Porém, se o Sol, a Lua e as estrelas fixas mantêm movimentos plenamente, ou quase plenamente, circulares e uniformes, o mesmo não se dá com os planetas,4 4 O próprio significado de planeta para os gregos é "errante", isto é, o astro que não apresenta, pelas observações astronômicas, movimentos circulares e uniformes. pois sempre mostram "fugas" desses movimentos. Suas órbitas não são observadas nem como plenamente circulares, pois mostram paradas, retrocessos e pequenas voltas em seus trajetos siderais, nem como plenamente uniformes, pois apresentam variações de velocidades. Nesse sentido, o axioma platônico serve como parâmetro para a determinação dessas fugas ao princípio condicionador de circularidade e uniformidade. A função dos astrônomos, após a aceitação do axioma como natural e inconteste, foi a de adequar os movimentos observados à circularidade e à uniformidade, donde temos os significados dos termos "excêntrico", "epiciclo", "deferente" tão presentes na carta de Kepler a Mästlin. Como ponto importante do uso dessas técnicas, o centro físico de movimentos (que antes de Copérnico, era a Terra) foi paulatinamente desconsiderado, isto é, se para adequar os movimentos observados ao axioma era necessário, como na maioria das vezes, considerar um centro não físico, mas matemático, o astrônomo assim o faria; com isso, a astronomia de posição acabou construindo modelos que empregavam um centro não físico de movimentos. Os astrônomos antigos e medievais foram os grandes executores na técnica de expressar os dados observacionais na forma de curvas que representam a circularidade e a uniformidade: qualquer conjunto de dados observacionais poderia ser decomposto nas suas partes elementares e transformado em qualquer tipo de figura geométrica que se desejasse: poder-se-ia representar os movimentos em formas triangulares, quadradas, elípticas, retangulares, espiraladas etc. Sendo assim, foi relativamente "fácil" poder, mediante as técnicas matemáticas desenvolvidas, expressar as irregularidades dos movimentos em termos de movimentos circulares e uniformes.

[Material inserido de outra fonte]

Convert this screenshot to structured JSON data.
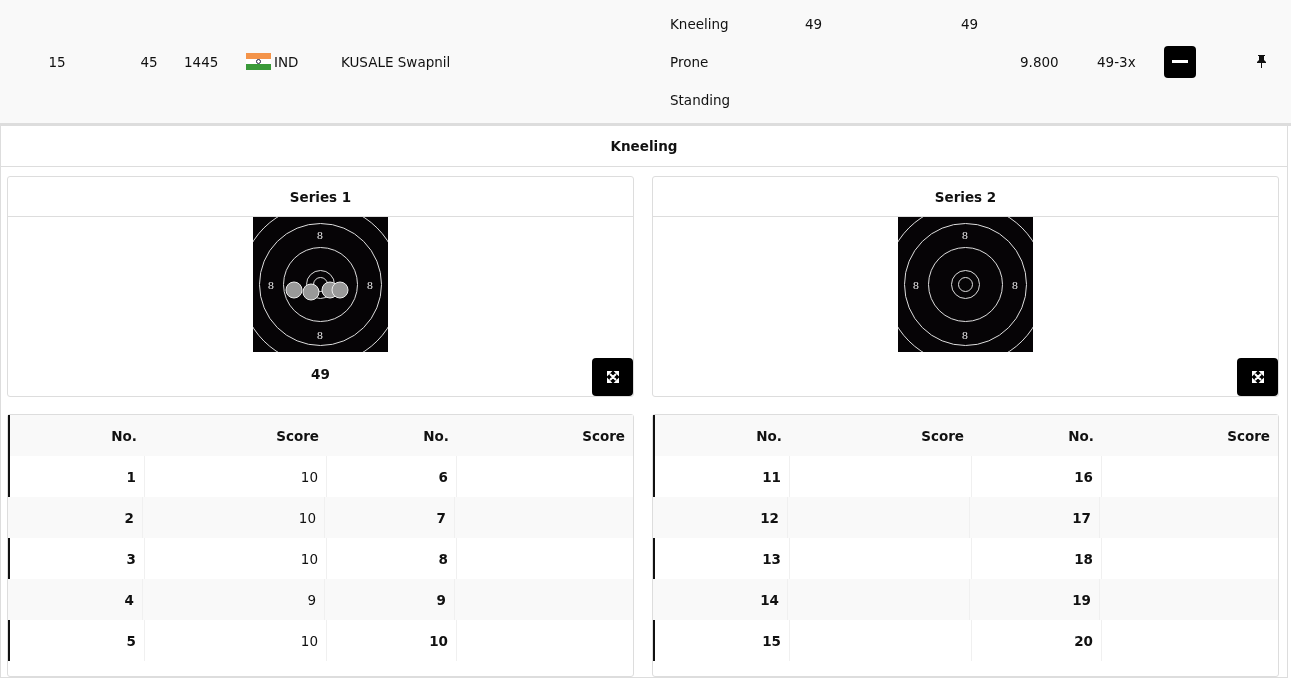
{
  "athlete_row": {
    "rank": "15",
    "bib": "45",
    "value": "1445",
    "country": "IND",
    "name": "KUSALE Swapnil",
    "positions": [
      {
        "label": "Kneeling",
        "score_1": "49",
        "score_2": "49"
      },
      {
        "label": "Prone"
      },
      {
        "label": "Standing"
      }
    ],
    "average": "9.800",
    "total": "49-3x",
    "expanded": true
  },
  "stage": {
    "title": "Kneeling",
    "series": [
      {
        "title": "Series 1",
        "ring_labels": [
          "8",
          "8",
          "8",
          "8"
        ],
        "shots": [
          {
            "kind": "hit"
          },
          {
            "kind": "hit"
          },
          {
            "kind": "hit"
          },
          {
            "kind": "hit"
          }
        ],
        "score": "49",
        "table": {
          "columns": [
            "No.",
            "Score",
            "No.",
            "Score"
          ],
          "rows": [
            {
              "no": "1",
              "score": "10",
              "no_2": "6"
            },
            {
              "no": "2",
              "score": "10",
              "no_2": "7"
            },
            {
              "no": "3",
              "score": "10",
              "no_2": "8"
            },
            {
              "no": "4",
              "score": "9",
              "no_2": "9"
            },
            {
              "no": "5",
              "score": "10",
              "no_2": "10"
            }
          ]
        }
      },
      {
        "title": "Series 2",
        "ring_labels": [
          "8",
          "8",
          "8",
          "8"
        ],
        "table": {
          "columns": [
            "No.",
            "Score",
            "No.",
            "Score"
          ],
          "rows": [
            {
              "no": "11",
              "no_2": "16"
            },
            {
              "no": "12",
              "no_2": "17"
            },
            {
              "no": "13",
              "no_2": "18"
            },
            {
              "no": "14",
              "no_2": "19"
            },
            {
              "no": "15",
              "no_2": "20"
            }
          ]
        }
      }
    ]
  }
}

Mas se havia facilidade em expressar os movimentos nas mais diversas formas geométricas, isso trouxe, como conseqüência, a possibilidade de expressar os mesmos movimentos com as mais variadas técnicas possíveis, isto é, obtinha-se os mesmos resultados (entendidos como a projeção dos futuros movimentos que os planetas iriam ter, os seus posicionamentos ao longo da eclíptica) usando tanto a técnica do excêntrico como a técnica do epiciclo com deferente, ou, ainda, a técnica do duplo epiciclo. Mas, nesses casos, o que expressa a realidade do mundo celeste? Qual é a técnica que se refere à ontologia celeste? Nenhum astrônomo prático, ou mesmo nenhum cosmólogo, soube responder essas questões, de maneira que tivemos, por mais de 2000 anos, a prevalência da equivalência observacional em astronomia, ignorando-se qual técnica podia ser melhor associada à realidade do mundo celeste.

Na verdade, o próprio astrônomo prático estava consciente do seu papel puramente calculatório, instrumental, não lhe cabendo falar sobre a realidade do mundo celeste, pois essa era a função do filósofo natural, mais especificamente do cosmólogo. Este, contudo, também não saberia argumentar se, de fato, o mundo celeste continha epiciclos, deferentes, concêntricos etc. Antes de Copérnico, Kepler e Galileu, os cosmólogos elaboravam sistemas explicativos que expressavam os corpos celestes por meio de esferas encaixadas uma nas outras, propostas e desenvolvidas originariamente por Eudoxo e Aristóteles, de modo a garantir a distinção entre os mundos celeste e terrestre, uma espécie de "maquinaria" cósmica. Dado esse contexto, o astrônomo restringiu-se a fazer astronomia preditiva, catalogando as melhores posições possíveis, sem tratar das causas físicas envolvidas nos movimentos planetários, por outro lado, o cosmólogo procurou elaborar sistemas explicativos, mas obtendo pouco sucesso, quando da aplicação desses sistemas, no que concerne às predições.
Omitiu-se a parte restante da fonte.